Mr Kurosawa is also not impressed with US claims that missile defence is needed to deal with so-called ‘rogue states’. ‘‘The system will take more than 10 years to develop so obviously it is aimed at China and Russia. The aim is clearly to dissuade Beijing from increasing the number of its missiles. The US wants to be top of the world, a hegemon’’. By linking NMD with TMD, the US hopes to win over Europe and Japan, feels Mr Kurosawa, but strategic stability will still be affected. ‘‘One of the biggest problems we face is the unilateralism of the US. Its stand on the CTBT is based on its perception of whether the treaty ensures the technological superiority of the US arsenal or not. On afghanistan, it did not want a UN mandate because that would limit its freedom to operate. Even on reducing the number of strategic missiles, Mr Bush wants to act unilaterally rather than reach a transparent, irreversible and verifiable agreement with Russia’’.

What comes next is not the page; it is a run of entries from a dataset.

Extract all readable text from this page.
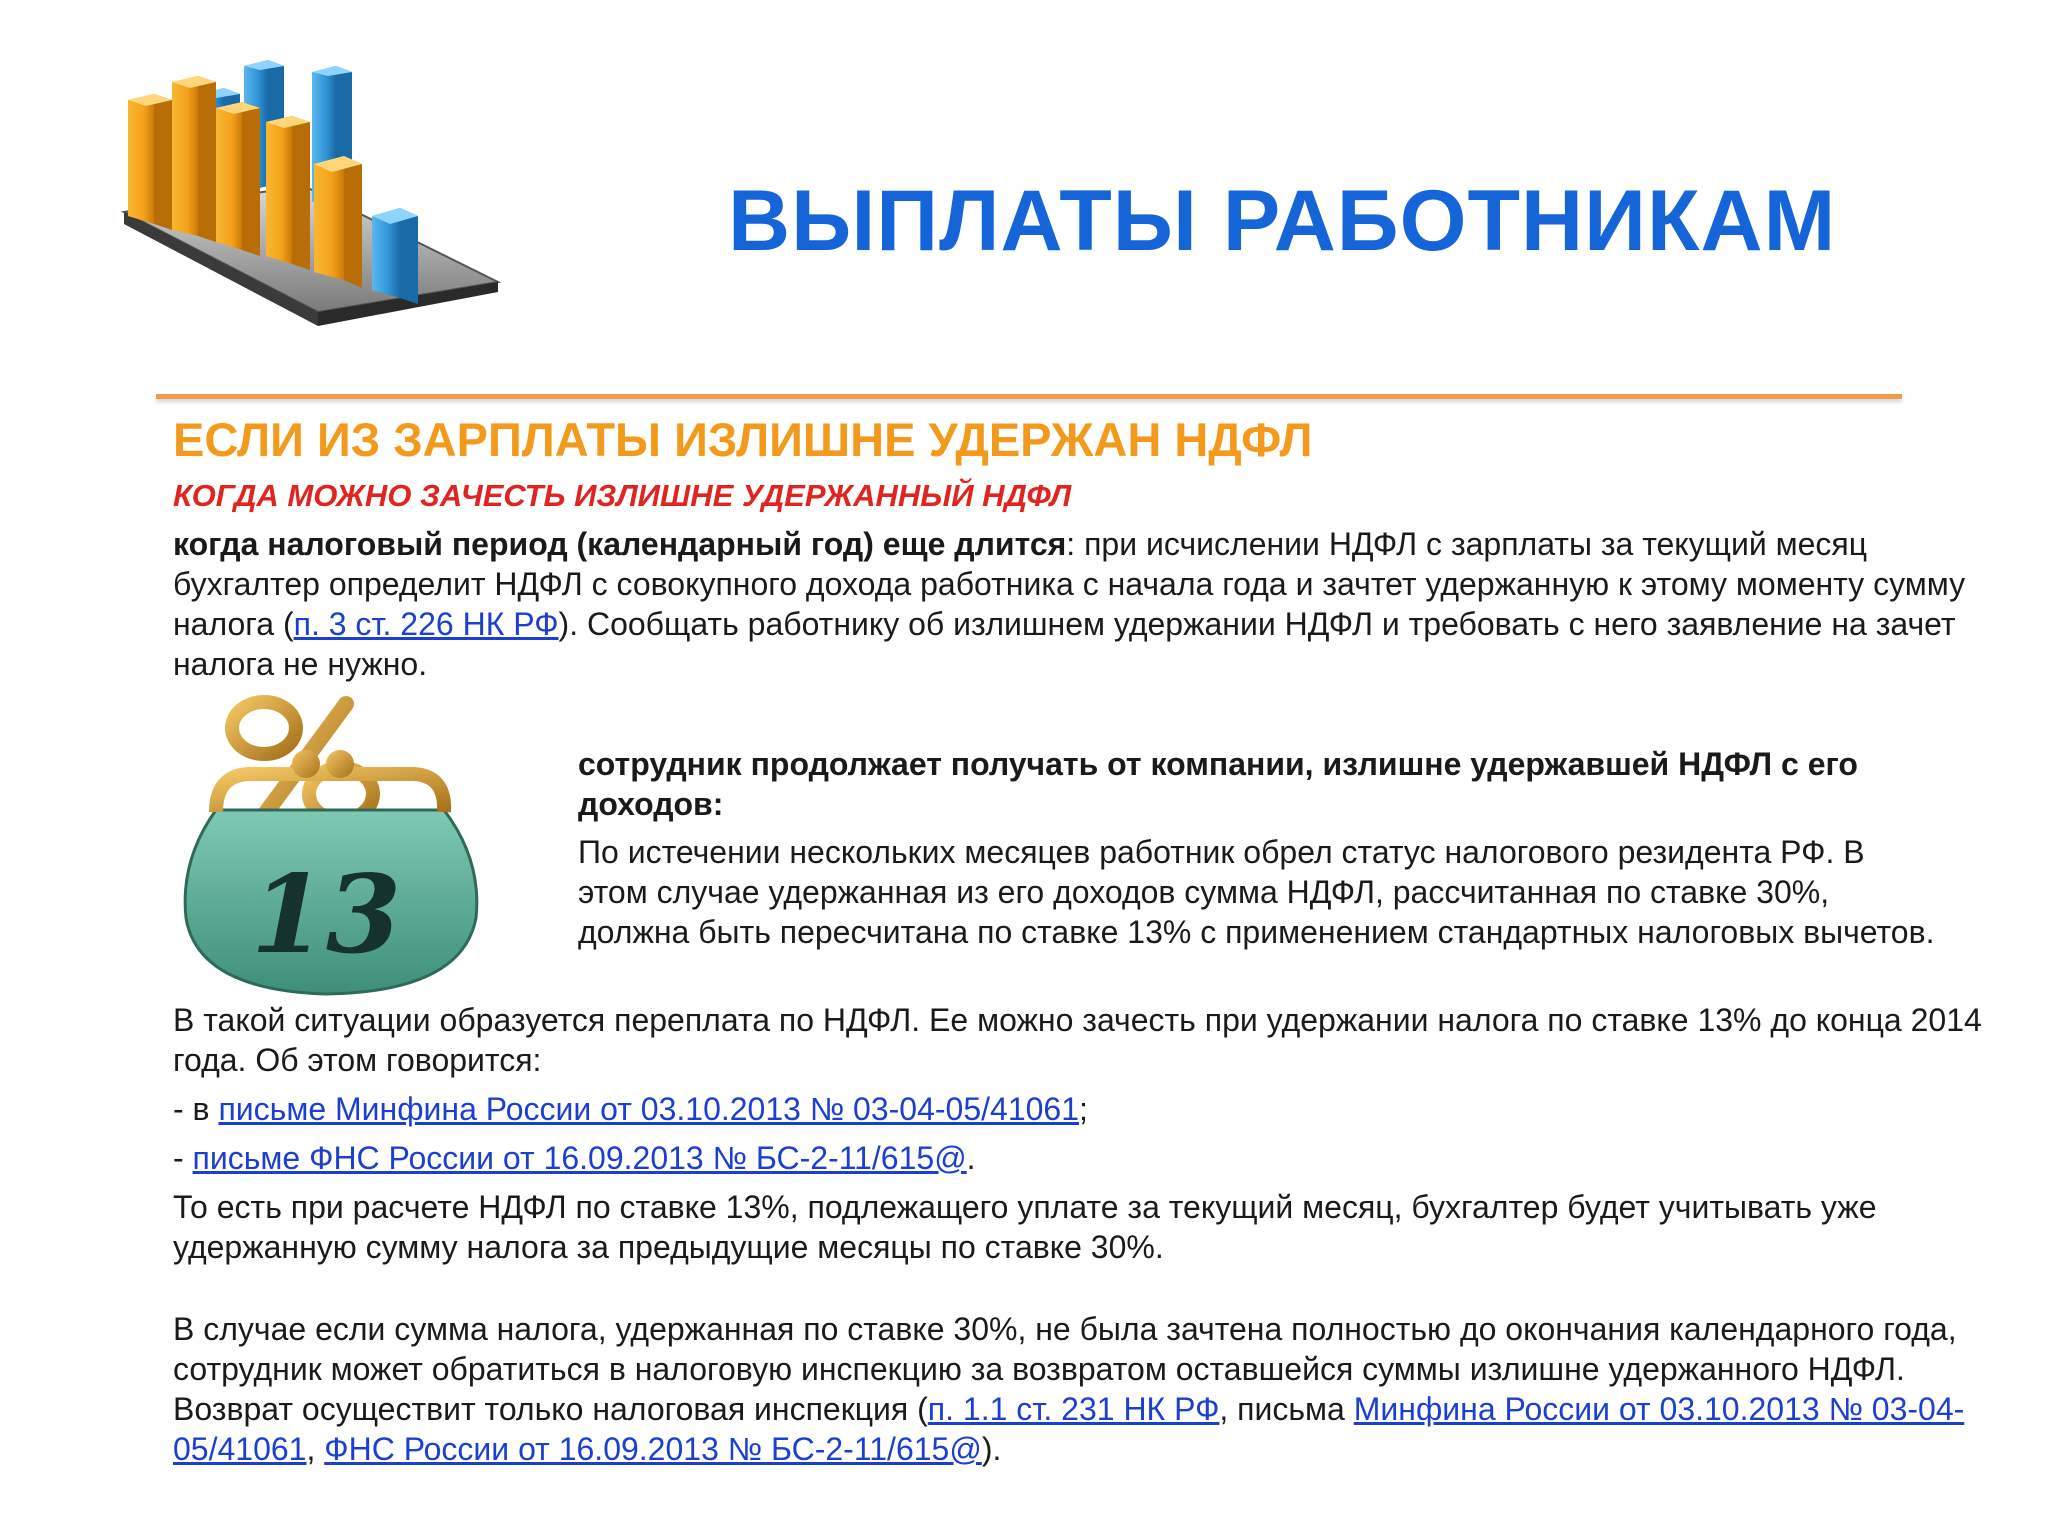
ВЫПЛАТЫ РАБОТНИКАМ
ЕСЛИ ИЗ ЗАРПЛАТЫ ИЗЛИШНЕ УДЕРЖАН НДФЛ
КОГДА МОЖНО ЗАЧЕСТЬ ИЗЛИШНЕ УДЕРЖАННЫЙ НДФЛ
когда налоговый период (календарный год) еще длится: при исчислении НДФЛ с зарплаты за текущий месяц бухгалтер определит НДФЛ с совокупного дохода работника с начала года и зачтет удержанную к этому моменту сумму налога (п. 3 ст. 226 НК РФ). Сообщать работнику об излишнем удержании НДФЛ и требовать с него заявление на зачет налога не нужно.
13
сотрудник продолжает получать от компании, излишне удержавшей НДФЛ с его доходов:
По истечении нескольких месяцев работник обрел статус налогового резидента РФ. В этом случае удержанная из его доходов сумма НДФЛ, рассчитанная по ставке 30%, должна быть пересчитана по ставке 13% с применением стандартных налоговых вычетов.
В такой ситуации образуется переплата по НДФЛ. Ее можно зачесть при удержании налога по ставке 13% до конца 2014 года. Об этом говорится:
- в письме Минфина России от 03.10.2013 № 03-04-05/41061;
- письме ФНС России от 16.09.2013 № БС-2-11/615@.
То есть при расчете НДФЛ по ставке 13%, подлежащего уплате за текущий месяц, бухгалтер будет учитывать уже удержанную сумму налога за предыдущие месяцы по ставке 30%.
В случае если сумма налога, удержанная по ставке 30%, не была зачтена полностью до окончания календарного года, сотрудник может обратиться в налоговую инспекцию за возвратом оставшейся суммы излишне удержанного НДФЛ. Возврат осуществит только налоговая инспекция (п. 1.1 ст. 231 НК РФ, письма Минфина России от 03.10.2013 № 03-04-05/41061, ФНС России от 16.09.2013 № БС-2-11/615@).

Even though under some scenarios, Japan’s own security interests might be compromised, most Japanese analysts do not expect Tokyo to play much of a restraining role vis-a-vis Washington. ‘‘Institutionally’’, said one senior japanese official who did not wish to be identified, ‘‘people build their careers in the foreign ministry on the basis of the centrality of the US-Japan security relationship. This is the basic infrastructure and it is not to be disturbed or changed’’.